What Price Paternalism?
I'm probably going to have a lot of thoughts about this Atul Gawande piece on hospice care, but here's a slightly off the wall question: how much better off are patients now that doctors don't lie to them? My understanding is that in the late nineteenth and earlier twentieth centuries, and possibly right up through the fifties and sixties, doctors routinely lied to terminal patients. That's changed, partly due to changing cultural views about this sort of paternalism, and partly, I suspect, because we can somewhat extend peoples' lives by doing many unpleasant things to them. Since no one would put up with this unless they knew they were dying, we have to tell them they're dying.
Gawande's piece, however, makes a pretty credible argument that a lot of the things we do are next to useless, prolonging neither quality nor quantity of life. If that's the case, couldn't one possibly argue that we'd be better off if more doctors lied, made us comfortable, and let us enjoy our final days without constantly entertaining thoughts of impending death?

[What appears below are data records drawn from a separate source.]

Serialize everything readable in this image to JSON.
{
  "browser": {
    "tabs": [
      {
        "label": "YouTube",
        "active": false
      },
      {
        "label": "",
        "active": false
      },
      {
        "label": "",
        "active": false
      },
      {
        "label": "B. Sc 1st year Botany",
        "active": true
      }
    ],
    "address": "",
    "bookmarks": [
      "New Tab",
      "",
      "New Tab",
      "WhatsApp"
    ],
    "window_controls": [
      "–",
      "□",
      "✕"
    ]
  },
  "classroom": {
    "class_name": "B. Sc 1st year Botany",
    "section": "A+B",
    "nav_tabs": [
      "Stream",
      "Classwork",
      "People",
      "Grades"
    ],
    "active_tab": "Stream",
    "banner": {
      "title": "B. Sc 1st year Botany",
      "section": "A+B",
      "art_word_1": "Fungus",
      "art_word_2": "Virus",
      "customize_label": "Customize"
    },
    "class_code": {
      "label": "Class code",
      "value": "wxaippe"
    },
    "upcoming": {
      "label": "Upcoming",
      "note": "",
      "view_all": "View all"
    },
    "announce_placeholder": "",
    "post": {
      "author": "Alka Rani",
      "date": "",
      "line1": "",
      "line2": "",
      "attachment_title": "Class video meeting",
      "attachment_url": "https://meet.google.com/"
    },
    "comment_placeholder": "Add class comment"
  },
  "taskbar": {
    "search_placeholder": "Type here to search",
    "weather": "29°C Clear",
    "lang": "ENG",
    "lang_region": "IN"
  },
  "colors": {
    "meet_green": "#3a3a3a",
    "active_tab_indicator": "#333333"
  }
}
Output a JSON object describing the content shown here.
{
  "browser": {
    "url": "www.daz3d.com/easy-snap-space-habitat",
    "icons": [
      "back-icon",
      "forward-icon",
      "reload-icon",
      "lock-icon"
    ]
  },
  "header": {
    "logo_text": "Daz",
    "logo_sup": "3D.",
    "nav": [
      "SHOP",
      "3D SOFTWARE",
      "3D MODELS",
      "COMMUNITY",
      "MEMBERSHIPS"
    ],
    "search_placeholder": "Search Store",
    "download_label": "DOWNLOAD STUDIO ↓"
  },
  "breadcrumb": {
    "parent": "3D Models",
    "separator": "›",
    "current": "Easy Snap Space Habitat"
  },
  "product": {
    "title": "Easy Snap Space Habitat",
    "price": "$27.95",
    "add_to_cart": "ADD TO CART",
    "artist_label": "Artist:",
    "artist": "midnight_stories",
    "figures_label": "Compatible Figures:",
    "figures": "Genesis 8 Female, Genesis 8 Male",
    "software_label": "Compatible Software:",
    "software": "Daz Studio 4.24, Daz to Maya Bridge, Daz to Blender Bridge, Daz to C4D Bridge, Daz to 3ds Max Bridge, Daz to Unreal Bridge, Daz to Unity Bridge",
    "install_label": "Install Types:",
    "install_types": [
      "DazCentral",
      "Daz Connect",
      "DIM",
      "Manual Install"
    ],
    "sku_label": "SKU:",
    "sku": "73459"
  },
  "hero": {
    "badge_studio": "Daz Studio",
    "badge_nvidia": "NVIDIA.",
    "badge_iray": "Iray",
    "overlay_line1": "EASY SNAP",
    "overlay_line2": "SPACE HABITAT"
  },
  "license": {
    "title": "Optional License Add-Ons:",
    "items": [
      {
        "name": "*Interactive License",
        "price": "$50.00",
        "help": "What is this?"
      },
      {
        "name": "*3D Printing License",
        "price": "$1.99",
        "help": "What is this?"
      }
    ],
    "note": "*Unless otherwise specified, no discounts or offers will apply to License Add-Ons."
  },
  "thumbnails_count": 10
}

I don't like public paternalism, and I'm not much fonder of the private version. But I'm genuinely curious as to what sorts of benefits people think we gain by knowing for certain that death is coming. We romanticize the good death, but from what I understand, death has almost always been nasty and brutish, whether long or short. How is it improved by knowing it's coming? I haven't had a lot of relatives die, so I'm sure I'm missing quite a lot. I'm hoping my readers can fill me in.